Türkiye Büyük Millet Meclisi Başkanı Prof. Dr. Numan Kurtulmuş Zeytinburnu’nda katıldığı Mozaik Müzesi açılışında İsrail’in Gazze’ye saldırılarına yönelik açıklamalarda bulundu. Kurtulmuş, “Maalesef İsrail’in 12 gündür Gazze’yi acımasızca bombaladığını görüyoruz. Üç binin üzerinde Gazzeli’nin vefat haberi medyaya düşmüş vaziyette. Daha yaralılardan ne kadarının öleceğini bilmiyoruz.
Çünkü hastanelerde tamamen tıbbi malzemeler tükenmiş vaziyette. Elektrikleri yok, suları yok, yakıtları yok ama bütün bunların ötesinde şu anda sıkışmış kalmış olan 2 milyon insanın geleceğe dair ümitleri yok. Ve maalesef dünyada bazı ülkeler bu gelişmeyi bir tiyatro izler gibi izliyorlar. Bazıları tamamıyla duyarsız ve ‘ne yapalım, Orta Doğu’da böyle şey olur’ modunda meseleye yaklaşıyorlar.

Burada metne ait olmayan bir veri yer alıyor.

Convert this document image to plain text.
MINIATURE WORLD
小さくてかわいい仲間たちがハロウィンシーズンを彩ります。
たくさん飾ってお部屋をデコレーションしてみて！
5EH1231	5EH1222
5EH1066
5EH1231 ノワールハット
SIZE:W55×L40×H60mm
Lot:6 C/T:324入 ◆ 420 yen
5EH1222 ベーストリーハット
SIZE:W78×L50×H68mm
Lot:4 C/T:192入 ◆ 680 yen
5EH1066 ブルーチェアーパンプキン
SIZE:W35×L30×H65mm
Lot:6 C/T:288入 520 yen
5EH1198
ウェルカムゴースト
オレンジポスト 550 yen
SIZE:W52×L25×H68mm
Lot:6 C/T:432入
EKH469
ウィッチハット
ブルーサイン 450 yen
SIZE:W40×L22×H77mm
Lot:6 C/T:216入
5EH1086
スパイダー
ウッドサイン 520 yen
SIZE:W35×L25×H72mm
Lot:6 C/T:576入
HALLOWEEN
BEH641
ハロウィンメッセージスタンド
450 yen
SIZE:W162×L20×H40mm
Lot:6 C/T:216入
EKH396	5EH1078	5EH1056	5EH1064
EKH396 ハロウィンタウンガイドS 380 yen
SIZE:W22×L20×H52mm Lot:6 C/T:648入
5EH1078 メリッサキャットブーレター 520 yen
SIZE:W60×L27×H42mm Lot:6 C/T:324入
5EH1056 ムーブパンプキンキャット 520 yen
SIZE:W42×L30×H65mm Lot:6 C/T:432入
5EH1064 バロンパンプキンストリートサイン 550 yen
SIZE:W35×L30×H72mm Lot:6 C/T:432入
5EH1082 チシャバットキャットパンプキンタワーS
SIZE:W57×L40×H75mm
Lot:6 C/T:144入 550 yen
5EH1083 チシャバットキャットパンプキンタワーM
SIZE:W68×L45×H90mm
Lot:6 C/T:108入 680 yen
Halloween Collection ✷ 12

İşlenen açık bir insanlık suçudur. İşlenen açık bir savaş suçudur. Sivillerin, çocukların, kimsesizlerin, kadınların savaşın da bir ahlakı vardır. Yani bizim ecdadımız savaşta cephesinde kendisiyle savaşmayan hiç kimseye karşı elini kaldırmamıştır. Şimdi bilerek, isteyerek, uçakları kaldırarak dünyanın en ağır bombalarını kullanarak yasa dışı bombalar kullanıyorlar, Gazze’deki 2 milyon insan zaten daracık bir alana sıkışmış vaziyetteler. Zaten fiilen bir açık hava hapishanesinde yaşıyorlar. İyice yaşam şartları zorlaştırılmış, neredeyse imkansızlaştırılmıştır. Bütün bunlar yetmiyor gibi sahilden bombalamalar, sınırdan geçişine izin vermeme gibi durumlar ile insanlık suçu giderek daha da ağır hale getiriliyor” dedi.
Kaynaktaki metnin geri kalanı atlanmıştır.